5. Practical Applications and Programming
The method provided in this paper greatly facilitates the development of computer control software [2]. Taking MSVB6 as an example [3], after placing the serial port control MSCOMM32, the dimensions and directions of motion can be easily controlled by setting the values of DTR and RTS through the program. The motion status can be obtained by reading the values of the control properties CTS, DSR, and DCD. The speed of the stepper motor can be changed by setting different sending baud rates, and the number of steps of the stepper motor can be controlled by placing the number of characters in the sending buffer. We can also easily program in Delphi [4]. On other computing platforms, we can also easily program, for example, on Linux [5]. We can easily control the serial port device by programming the ttyS0 device.
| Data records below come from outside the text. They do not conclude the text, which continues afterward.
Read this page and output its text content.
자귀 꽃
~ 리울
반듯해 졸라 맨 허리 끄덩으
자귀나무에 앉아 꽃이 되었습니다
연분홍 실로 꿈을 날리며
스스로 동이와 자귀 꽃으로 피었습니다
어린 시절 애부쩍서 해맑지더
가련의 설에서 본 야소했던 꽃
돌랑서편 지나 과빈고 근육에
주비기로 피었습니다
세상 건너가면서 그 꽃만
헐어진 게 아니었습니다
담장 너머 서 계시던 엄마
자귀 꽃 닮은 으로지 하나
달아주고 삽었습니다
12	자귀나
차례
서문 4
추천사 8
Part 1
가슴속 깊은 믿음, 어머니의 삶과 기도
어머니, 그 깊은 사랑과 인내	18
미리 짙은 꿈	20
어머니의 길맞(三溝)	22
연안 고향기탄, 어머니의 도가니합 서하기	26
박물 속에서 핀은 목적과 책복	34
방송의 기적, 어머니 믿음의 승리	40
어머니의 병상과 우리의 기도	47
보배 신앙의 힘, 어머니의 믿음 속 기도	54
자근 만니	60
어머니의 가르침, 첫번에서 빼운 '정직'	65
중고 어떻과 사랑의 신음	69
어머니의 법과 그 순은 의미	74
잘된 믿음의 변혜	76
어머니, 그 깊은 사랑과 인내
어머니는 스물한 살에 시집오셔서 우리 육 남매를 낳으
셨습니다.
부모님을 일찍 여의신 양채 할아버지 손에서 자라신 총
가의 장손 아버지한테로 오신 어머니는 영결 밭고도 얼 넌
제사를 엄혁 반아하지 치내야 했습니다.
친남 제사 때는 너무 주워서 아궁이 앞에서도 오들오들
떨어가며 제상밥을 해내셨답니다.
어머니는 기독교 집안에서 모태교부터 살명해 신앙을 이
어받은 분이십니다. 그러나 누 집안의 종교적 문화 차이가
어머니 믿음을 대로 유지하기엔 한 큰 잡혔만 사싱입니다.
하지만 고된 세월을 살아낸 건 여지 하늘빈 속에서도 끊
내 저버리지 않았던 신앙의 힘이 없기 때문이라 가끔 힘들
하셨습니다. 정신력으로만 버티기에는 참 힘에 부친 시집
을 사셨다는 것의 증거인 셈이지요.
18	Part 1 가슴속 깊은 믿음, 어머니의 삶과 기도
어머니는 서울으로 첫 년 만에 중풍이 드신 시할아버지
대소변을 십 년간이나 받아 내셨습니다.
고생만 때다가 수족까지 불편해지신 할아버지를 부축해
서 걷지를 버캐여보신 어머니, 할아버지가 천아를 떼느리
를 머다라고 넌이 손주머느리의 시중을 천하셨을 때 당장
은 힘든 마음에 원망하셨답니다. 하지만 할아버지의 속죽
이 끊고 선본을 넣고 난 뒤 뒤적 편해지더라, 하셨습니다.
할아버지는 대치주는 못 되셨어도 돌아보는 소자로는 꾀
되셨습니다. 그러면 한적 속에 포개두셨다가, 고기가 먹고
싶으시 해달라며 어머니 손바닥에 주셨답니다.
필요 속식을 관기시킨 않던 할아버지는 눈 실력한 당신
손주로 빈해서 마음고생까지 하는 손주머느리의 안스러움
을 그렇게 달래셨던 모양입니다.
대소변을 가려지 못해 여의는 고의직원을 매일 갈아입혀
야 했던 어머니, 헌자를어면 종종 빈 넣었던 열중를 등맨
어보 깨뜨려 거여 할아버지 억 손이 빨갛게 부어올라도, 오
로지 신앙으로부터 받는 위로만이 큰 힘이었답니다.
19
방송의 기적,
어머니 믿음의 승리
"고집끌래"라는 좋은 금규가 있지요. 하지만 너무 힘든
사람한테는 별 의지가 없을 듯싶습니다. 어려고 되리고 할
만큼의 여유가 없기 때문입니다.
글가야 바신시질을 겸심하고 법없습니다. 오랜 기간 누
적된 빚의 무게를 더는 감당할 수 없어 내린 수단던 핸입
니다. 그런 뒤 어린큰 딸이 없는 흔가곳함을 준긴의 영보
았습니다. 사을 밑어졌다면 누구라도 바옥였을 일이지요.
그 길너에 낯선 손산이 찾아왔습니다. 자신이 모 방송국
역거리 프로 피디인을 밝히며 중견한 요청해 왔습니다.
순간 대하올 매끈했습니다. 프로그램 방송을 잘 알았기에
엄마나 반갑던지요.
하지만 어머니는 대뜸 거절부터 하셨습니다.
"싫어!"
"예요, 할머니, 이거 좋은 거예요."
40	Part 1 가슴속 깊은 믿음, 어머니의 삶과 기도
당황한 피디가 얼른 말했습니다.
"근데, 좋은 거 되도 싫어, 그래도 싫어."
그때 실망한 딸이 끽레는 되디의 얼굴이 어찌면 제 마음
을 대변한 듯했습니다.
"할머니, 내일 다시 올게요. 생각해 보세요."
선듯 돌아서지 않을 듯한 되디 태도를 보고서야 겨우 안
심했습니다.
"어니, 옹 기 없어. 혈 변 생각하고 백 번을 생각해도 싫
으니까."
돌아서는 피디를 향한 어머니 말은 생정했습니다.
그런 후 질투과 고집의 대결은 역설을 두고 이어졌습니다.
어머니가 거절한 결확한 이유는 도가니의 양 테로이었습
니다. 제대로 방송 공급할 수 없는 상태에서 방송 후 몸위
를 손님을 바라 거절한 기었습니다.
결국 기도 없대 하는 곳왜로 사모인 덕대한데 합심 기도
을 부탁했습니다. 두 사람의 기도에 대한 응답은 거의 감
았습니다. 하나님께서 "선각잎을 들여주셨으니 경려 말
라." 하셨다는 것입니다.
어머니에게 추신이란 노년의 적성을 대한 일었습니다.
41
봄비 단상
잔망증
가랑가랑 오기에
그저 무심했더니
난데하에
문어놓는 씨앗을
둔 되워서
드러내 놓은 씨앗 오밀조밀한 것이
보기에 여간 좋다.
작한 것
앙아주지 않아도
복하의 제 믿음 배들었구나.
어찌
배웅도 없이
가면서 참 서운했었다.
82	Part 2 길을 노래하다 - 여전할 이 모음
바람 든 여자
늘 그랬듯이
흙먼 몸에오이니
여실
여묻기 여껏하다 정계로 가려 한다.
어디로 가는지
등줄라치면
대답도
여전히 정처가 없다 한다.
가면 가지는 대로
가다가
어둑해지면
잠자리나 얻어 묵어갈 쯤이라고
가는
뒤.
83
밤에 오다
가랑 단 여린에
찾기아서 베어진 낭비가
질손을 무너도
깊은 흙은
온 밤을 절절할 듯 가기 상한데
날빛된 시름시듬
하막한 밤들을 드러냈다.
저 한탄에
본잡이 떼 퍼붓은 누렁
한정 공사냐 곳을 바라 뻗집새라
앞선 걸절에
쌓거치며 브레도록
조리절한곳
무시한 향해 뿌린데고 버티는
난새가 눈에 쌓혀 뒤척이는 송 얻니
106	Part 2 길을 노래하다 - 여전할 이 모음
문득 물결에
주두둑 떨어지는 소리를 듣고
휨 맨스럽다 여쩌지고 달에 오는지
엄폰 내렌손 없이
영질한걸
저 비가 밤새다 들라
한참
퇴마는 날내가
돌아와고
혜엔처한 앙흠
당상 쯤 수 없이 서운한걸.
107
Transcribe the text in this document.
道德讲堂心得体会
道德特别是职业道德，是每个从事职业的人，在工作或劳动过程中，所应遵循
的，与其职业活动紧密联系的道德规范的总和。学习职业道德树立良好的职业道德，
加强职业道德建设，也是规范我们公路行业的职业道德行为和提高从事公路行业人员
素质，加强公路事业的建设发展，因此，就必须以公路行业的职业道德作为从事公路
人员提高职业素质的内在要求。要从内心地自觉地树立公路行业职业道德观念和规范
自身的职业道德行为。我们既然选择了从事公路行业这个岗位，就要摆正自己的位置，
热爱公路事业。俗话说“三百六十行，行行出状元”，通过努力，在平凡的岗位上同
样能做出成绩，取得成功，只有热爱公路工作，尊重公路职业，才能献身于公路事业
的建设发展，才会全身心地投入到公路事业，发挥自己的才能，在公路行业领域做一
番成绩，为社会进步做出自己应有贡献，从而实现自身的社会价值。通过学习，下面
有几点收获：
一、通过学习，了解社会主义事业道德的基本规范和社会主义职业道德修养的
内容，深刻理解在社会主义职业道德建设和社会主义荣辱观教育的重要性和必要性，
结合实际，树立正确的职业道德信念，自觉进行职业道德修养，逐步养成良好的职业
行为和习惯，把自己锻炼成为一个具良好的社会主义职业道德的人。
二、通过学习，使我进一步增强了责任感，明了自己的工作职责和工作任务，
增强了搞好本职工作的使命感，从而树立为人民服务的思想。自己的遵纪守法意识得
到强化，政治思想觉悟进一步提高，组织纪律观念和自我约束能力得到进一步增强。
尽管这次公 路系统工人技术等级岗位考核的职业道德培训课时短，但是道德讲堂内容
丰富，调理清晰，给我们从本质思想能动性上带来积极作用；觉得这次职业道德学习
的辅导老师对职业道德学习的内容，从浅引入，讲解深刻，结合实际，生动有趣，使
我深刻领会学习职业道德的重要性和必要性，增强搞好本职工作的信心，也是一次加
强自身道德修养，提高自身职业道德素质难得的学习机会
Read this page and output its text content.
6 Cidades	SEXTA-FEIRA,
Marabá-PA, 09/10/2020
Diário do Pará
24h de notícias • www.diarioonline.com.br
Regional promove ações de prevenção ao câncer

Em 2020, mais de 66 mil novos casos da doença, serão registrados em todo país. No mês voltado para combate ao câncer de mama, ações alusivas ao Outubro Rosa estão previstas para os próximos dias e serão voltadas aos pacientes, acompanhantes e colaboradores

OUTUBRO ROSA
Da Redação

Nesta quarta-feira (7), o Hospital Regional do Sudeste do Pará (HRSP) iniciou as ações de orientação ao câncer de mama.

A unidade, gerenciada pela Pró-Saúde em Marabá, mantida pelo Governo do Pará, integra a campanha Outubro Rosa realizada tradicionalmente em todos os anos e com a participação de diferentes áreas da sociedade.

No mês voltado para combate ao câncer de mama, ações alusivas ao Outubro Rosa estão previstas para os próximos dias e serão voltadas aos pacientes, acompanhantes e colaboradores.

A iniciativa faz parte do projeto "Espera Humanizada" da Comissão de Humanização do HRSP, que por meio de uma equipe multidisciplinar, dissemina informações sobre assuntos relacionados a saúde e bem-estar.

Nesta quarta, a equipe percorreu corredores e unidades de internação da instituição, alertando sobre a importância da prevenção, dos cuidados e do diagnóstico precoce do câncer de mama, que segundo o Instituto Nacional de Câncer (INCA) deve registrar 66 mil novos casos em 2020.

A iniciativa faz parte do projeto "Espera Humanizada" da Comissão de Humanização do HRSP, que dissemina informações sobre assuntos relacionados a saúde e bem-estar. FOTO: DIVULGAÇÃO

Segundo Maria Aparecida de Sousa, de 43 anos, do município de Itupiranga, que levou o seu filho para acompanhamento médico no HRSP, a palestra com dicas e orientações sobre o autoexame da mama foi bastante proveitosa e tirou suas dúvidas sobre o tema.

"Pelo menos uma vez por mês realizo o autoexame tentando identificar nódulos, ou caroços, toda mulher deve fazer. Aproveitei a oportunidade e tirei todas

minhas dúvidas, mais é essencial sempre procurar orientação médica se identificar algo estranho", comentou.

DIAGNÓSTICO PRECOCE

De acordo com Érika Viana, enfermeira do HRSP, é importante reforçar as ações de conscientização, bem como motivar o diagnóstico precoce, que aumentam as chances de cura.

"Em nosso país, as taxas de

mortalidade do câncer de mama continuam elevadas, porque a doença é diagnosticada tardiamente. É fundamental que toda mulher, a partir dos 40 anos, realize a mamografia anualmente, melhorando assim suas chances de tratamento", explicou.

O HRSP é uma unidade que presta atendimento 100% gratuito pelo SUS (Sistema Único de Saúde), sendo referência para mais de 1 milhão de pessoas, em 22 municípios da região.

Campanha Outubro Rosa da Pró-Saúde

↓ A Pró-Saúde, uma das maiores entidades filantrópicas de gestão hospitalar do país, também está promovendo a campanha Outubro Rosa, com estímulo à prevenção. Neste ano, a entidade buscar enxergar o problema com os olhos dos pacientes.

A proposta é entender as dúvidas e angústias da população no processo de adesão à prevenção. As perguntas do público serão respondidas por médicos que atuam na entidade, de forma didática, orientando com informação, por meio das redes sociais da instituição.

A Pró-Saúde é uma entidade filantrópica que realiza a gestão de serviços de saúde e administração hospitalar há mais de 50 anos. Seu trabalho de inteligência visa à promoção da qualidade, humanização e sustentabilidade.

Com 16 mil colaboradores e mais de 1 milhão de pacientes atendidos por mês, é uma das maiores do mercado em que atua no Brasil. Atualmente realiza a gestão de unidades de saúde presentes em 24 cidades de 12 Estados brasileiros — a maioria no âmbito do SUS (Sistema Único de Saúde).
The author of this paper has successfully applied the method to the automatic control of the metallurgical microscope stage.
The author's innovative points:
1. Generate stepper motor drive pulses with different frequencies and duty cycles by setting the baud rate, format, and output characters of the serial port.
2. Input and output control signals through the standard serial port to input and output control signals and position signals of the two-dimensional motion system.
References:
1. Microcomputer Interface Technology and Applications, Liu Leshan et al., Huazhong University of Science and Technology Press, 2000.4.
2. "Visual C++/Turbo C Serial Communication Programming Practice", Gong Jianwei, Xiong Guangming, Electronic Industry Press, October 2004.
3. Hu Qingyun, Luo Feilu, Application of Communication Controls in Visual Basic 6.0, Microcomputer Information, 2001 Vol.17 No.2, 40 pages.
4. Zhang Licai, Implementing Serial Communication with MSComm Control in Delphi Programming, Microcomputer Information, 2001 Vol.17 No.3, p.26.
5. Linux Programming: The Definitive Guide, Yu Mingjian et al., Machinery Industry Press, April 2001.